Ask people in the western world if they know what dengue fever is, and you’re likely to get a significant amount of blank stares. While some might have a limited amount of knowledge of the disease, they might also assume that dengue is relegated to tropical areas in developing nations.
While that assumption is not entirely incorrect, it’s not entirely accurate either. Dengue fever does indeed affect people in developing nations, but as over 33 percent of the world’s population lives in areas where dengue fever is present, this means that dengue is far from a problem for developing nations.
Scientists and medical professionals are working tirelessly to combat this disease, but cases of infection are increasing rapidly year after year. As infection rates reach critical levels, it is imperative that specialists like those who have a master’s degree in public health and study issues like tropical medicine come together to address the need for a vaccines and treatments that are effective against dengue.
What is Dengue Fever?
Dengue fever is a mosquito-borne disease similar to malaria or West Nile disease, but the similarities end there. The dengue virus is transmitted by several types of mosquito in the Aedes family, and there are five known variations of the virus itself.
Dengue fever is characterized by rapid onset of symptoms, which include fever, joint pain, nausea, headache and rash. The joint and muscle pain associated with the disease can be extremely intense, hence dengue’s nickname, “breakbone fever.” The majority of these patients experience a complete recovery and require nothing more than the management of symptoms through pain relief, rehydration, and, in rare cases, blood transfusion.
In some patients, particularly those under the age of ten, a more severe form of the virus, known as dengue hemorrhagic fever, can be contracted. This form of the virus is similar to dengue fever, but signs of hemorrhage become present as well. In even rarer cases, patients develop dengue shock syndrome, characterized by uncontrolled bleeding. This form of the disease is particularly life threatening, especially in areas underserved by the medical community.
Where is Dengue Fever?
Dengue fever is endemic to 110 countries in the world, which means that the disease is consistently present in the local mosquito population. While dengue is not endemic to the United States, the disease has been found in areas in Hawaii, southern Texas, Arizona and Florida. However, dengue is endemic to Puerto Rico.
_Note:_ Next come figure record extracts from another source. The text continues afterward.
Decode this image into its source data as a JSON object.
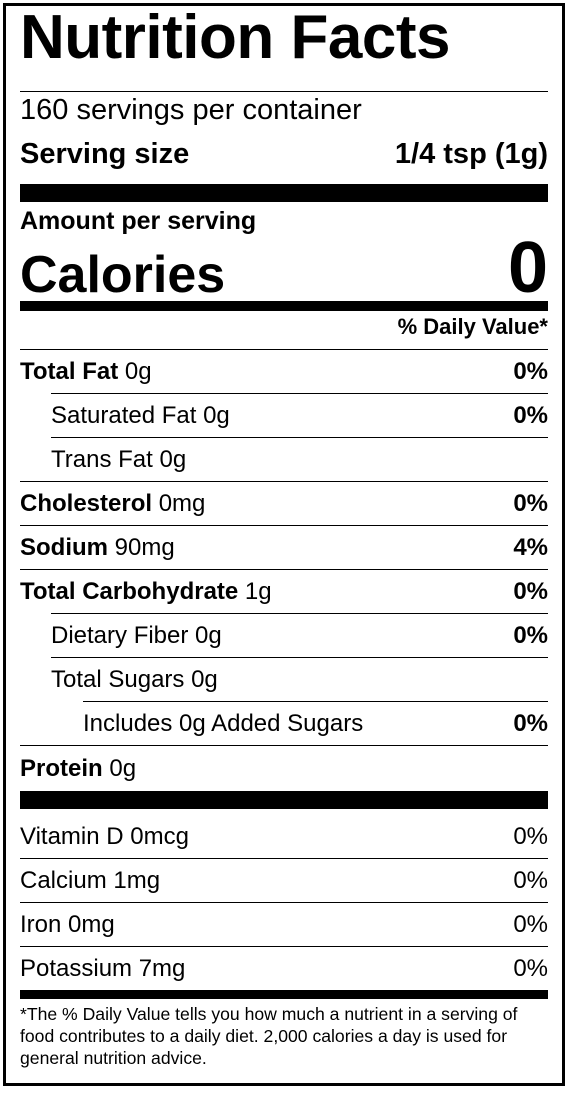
{
  "title": "Nutrition Facts",
  "servings_per_container": "160 servings per container",
  "serving_size_label": "Serving size",
  "serving_size_value": "1/4 tsp (1g)",
  "amount_per_serving": "Amount per serving",
  "calories_label": "Calories",
  "calories_value": "0",
  "daily_value_header": "% Daily Value*",
  "nutrients": [
    {
      "name": "Total Fat",
      "amount": "0g",
      "dv": "0%"
    },
    {
      "name": "Saturated Fat 0g",
      "dv": "0%"
    },
    {
      "name": "Trans Fat 0g",
      "dv": ""
    },
    {
      "name": "Cholesterol",
      "amount": "0mg",
      "dv": "0%"
    },
    {
      "name": "Sodium",
      "amount": "90mg",
      "dv": "4%"
    },
    {
      "name": "Total Carbohydrate",
      "amount": "1g",
      "dv": "0%"
    },
    {
      "name": "Dietary Fiber 0g",
      "dv": "0%"
    },
    {
      "name": "Total Sugars 0g",
      "dv": ""
    },
    {
      "name": "Includes 0g Added Sugars",
      "dv": "0%"
    },
    {
      "name": "Protein",
      "amount": "0g",
      "dv": ""
    }
  ],
  "vitamins": [
    {
      "name": "Vitamin D 0mcg",
      "dv": "0%"
    },
    {
      "name": "Calcium 1mg",
      "dv": "0%"
    },
    {
      "name": "Iron 0mg",
      "dv": "0%"
    },
    {
      "name": "Potassium 7mg",
      "dv": "0%"
    }
  ],
  "footnote": "*The % Daily Value tells you how much a nutrient in a serving of food contributes to a daily diet. 2,000 calories a day is used for general nutrition advice."
}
Some dengue endemic areas around the world are also very popular tourist destinations. These include Fiji, Thailand, northeastern Australia, Jamaica, Costa Rica, Malaysia and many more. If you’ve traveled or lived in areas between 30 degrees north and south latitude, it’s likely that you’ve been in a dengue-endemic area.
What’s Being Done to Stop Dengue Fever?
One of the reasons that dengue fever is such a major public health issue is that there is not a vaccine for the disease. Additionally, patients who are infected are the main viral source for the mosquito, thus creating an infection cycle. Scientists and public health officials around the world are working to combat dengue fever, but the progress is slow. While mosquito control seems to be the most effective method of preventing the disease, it is also the most time consuming. Some biologists are working on ways to interrupt the mosquito’s life cycle, and some are introducing genetic modifications that render the mosquitos unable to fly, or with partial immunity to the virus itself.
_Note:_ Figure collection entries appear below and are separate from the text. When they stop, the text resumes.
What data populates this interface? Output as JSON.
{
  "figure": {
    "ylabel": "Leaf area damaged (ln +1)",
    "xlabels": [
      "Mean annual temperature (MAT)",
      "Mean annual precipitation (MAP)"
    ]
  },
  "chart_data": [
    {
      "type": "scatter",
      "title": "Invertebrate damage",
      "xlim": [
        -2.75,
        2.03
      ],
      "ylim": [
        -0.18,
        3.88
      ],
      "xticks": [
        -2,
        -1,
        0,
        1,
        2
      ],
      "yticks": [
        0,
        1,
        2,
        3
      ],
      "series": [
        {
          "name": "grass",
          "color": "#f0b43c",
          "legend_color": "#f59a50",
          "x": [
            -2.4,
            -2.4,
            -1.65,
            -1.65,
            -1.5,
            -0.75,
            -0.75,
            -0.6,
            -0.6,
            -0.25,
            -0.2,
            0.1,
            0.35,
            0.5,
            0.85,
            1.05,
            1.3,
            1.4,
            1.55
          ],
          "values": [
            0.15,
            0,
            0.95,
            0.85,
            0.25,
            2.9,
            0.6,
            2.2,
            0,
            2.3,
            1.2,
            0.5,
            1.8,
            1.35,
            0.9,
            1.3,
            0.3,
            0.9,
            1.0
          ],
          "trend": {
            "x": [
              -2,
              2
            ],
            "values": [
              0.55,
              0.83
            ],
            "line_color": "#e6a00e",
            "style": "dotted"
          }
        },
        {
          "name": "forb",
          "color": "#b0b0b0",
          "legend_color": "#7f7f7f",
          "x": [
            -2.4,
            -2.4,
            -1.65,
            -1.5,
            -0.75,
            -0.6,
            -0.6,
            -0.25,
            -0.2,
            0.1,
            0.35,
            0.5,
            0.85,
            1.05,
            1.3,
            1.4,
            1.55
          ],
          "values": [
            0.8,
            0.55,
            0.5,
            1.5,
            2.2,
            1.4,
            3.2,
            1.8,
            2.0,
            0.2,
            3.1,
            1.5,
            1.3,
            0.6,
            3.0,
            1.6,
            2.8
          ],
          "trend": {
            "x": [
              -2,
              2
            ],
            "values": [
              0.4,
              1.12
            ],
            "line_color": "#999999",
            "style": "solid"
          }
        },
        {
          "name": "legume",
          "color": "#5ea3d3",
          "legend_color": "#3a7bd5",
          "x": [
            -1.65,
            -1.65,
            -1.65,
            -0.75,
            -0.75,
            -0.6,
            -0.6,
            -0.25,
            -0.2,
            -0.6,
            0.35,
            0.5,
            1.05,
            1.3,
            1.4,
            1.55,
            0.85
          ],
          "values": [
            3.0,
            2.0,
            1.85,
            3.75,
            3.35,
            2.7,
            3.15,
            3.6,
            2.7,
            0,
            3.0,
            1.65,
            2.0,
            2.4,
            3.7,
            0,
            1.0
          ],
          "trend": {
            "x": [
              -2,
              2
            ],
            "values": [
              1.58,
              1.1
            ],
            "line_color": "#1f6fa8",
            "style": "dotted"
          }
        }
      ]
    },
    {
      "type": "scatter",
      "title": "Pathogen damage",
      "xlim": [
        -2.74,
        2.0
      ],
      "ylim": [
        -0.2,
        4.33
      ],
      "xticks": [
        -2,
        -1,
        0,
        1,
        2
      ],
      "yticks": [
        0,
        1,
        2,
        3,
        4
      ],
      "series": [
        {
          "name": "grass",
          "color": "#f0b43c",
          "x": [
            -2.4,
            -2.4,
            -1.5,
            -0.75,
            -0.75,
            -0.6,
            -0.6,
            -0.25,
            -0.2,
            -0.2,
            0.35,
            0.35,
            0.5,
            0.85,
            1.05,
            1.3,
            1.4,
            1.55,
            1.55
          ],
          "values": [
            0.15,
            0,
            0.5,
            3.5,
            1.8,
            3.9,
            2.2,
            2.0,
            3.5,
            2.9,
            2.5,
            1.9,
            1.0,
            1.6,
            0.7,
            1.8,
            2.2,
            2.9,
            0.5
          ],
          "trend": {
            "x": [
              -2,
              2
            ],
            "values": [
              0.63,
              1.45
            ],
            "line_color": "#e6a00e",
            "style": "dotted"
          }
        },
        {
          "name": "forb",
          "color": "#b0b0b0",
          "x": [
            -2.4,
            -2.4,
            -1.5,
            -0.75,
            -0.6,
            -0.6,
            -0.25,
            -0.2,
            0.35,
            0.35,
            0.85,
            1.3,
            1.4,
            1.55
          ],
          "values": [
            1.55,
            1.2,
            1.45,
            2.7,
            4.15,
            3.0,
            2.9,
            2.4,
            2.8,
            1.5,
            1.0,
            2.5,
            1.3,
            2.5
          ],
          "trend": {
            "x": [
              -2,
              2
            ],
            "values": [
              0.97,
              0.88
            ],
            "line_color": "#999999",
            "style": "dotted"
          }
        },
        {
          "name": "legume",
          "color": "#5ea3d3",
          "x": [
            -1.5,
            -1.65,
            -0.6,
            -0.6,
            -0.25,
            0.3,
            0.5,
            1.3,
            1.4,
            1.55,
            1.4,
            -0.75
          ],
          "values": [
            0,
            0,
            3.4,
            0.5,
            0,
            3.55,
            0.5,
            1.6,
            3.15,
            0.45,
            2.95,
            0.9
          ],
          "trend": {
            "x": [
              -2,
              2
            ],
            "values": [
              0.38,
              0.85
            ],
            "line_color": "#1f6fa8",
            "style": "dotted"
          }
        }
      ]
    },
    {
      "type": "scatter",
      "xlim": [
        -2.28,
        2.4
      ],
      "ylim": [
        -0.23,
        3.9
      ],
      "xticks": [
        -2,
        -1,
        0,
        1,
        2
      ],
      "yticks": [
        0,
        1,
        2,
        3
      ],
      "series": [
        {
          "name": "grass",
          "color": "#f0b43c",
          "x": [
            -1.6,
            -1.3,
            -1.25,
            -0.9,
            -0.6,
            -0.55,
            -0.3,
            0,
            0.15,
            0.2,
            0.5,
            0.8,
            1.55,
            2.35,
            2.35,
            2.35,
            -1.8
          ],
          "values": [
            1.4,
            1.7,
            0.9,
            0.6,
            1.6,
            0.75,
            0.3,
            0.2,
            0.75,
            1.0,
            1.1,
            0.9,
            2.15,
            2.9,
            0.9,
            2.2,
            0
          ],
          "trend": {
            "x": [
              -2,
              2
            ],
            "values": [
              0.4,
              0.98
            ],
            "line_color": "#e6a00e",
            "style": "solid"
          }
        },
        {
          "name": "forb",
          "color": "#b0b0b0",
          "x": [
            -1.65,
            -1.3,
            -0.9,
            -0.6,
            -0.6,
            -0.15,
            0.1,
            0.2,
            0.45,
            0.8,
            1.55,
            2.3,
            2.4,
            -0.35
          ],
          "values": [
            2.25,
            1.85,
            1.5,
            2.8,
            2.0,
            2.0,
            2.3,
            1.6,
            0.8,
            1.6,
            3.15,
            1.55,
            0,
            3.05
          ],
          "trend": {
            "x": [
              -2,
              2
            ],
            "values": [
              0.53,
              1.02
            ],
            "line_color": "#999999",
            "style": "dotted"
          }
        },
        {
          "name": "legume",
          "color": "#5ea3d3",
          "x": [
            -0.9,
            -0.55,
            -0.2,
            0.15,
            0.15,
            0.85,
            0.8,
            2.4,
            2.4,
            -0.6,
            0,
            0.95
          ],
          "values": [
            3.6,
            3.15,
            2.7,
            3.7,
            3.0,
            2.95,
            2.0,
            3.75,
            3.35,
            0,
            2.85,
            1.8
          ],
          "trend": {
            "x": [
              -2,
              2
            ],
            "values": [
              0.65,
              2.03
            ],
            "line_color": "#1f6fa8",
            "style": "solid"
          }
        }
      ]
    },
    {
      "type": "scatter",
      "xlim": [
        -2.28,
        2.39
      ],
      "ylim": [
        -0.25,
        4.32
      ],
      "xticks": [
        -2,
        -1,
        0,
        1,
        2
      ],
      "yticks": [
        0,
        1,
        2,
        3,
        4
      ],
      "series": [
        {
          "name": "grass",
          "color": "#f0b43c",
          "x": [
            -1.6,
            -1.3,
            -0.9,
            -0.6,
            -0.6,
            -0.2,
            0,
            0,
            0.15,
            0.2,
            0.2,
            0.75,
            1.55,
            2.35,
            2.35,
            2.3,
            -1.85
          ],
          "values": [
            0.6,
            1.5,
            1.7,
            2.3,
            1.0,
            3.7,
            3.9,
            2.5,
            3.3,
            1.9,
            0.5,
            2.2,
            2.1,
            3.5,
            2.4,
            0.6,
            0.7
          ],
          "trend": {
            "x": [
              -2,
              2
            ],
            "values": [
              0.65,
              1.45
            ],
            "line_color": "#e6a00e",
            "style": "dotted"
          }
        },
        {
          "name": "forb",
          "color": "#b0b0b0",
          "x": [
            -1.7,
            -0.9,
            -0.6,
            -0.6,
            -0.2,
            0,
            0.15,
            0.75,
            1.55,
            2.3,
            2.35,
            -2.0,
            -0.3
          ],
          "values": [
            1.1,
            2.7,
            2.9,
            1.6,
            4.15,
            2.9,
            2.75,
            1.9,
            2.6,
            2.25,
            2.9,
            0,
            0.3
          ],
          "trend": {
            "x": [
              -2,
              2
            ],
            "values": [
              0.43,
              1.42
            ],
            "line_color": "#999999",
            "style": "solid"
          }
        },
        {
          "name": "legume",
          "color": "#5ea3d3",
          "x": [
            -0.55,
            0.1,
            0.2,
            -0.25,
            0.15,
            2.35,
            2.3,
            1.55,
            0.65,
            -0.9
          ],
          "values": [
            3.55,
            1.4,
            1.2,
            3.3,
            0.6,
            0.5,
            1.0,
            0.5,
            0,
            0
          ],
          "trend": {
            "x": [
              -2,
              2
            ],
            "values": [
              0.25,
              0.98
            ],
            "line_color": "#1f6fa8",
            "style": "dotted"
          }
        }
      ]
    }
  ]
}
One of the reasons the disease is considered to be an extreme public health risk is because there are no medications that specifically target the virus. Health care professionals can only treat the symptoms at this time. The World Health Organization and other public health advocates are vocal about the need for increased research into an effective treatment.
However, the ultimate solution to the dengue problem is a vaccine that would prevent infection. While there have been some promising clinical trials in recent years, an effective vaccine has yet to reach the market.
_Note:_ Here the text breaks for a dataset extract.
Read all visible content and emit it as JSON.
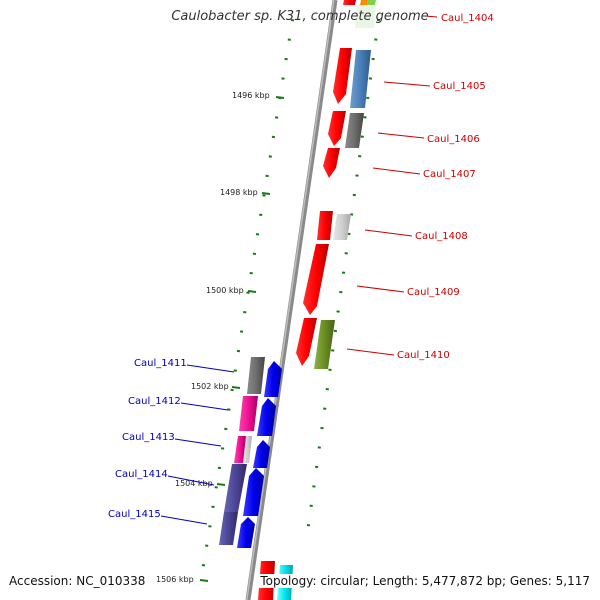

For now, the best way to prevent dengue fever is to avoid the mosquitoes. If you live in or are visiting a dengue endemic area, wear mosquito repellent day and night. Use mosquito netting on all sleeping areas, and maintain adequate window screens. Additionally, the elimination of standing water near dwellings destroys the mosquito’s breeding grounds.
Hopefully, with increased education and the involvement of public health officials from around the world, dengue fever might soon become a thing of the past. Until then it’s imperative that people become more aware of this potentially deadly disease and learn the best ways to prevent it.